Kulağına gelen bir ses ;
-Öğretmen bey, yolunuzu mu şaşırdınız? diyerek Ahmet Öğretmeni kendine getirdi. Öğretmen, hafifçe geriye dönerek;
-Siz miydiniz “has, has efendi” ? dedi ve son bir kez penceredeki kıza bakarak;
-Gülme... dedi.
“Has, has Sarı” :
-Efendim... Öğretmen bey, bana bir şey mi söyledin? diye ve şaşkınlıklarla karlı yolda yürümeye başladılar.
“Has, has Sarı” :
-Öğretmen bey, sen titriyorsun, sıkı giyinmen lazım, dedi ve yol ayrımından vedalaşarak ayrıldılar.

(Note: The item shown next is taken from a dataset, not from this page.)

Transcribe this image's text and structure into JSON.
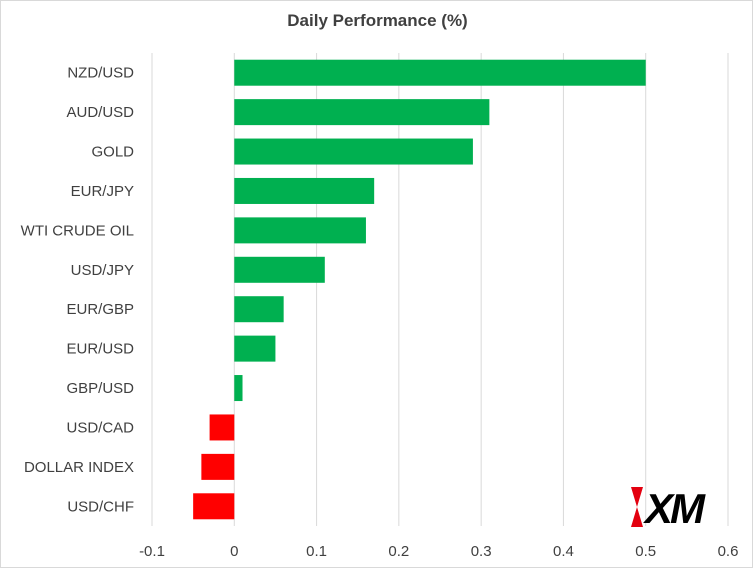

Ahmet Öğretmen, üşümüyordu ama titremesine de engel olamıyordu. Gönül kuşunu direksiz gök kubbeye uçurarak;
-Bekar mı acep? dedi. Gönül verdiği biri var mıdır ? Evlenmek istesem kabul eder mi? diyerek kafasındaki soruları çoğaltıp duruyordu.
Soğuk havalar artık üşütmemeye söz verdi. Artık kuşlar üşümüyordu. Baharı beklemeden koyunlar benekli kuzular doğurdular. Gökyüzündeki bulutlar yer değiştirerek aldıkları emirleri yeryüzüne bazen kar bazen de yağmur olarak yağdırıyorlardı .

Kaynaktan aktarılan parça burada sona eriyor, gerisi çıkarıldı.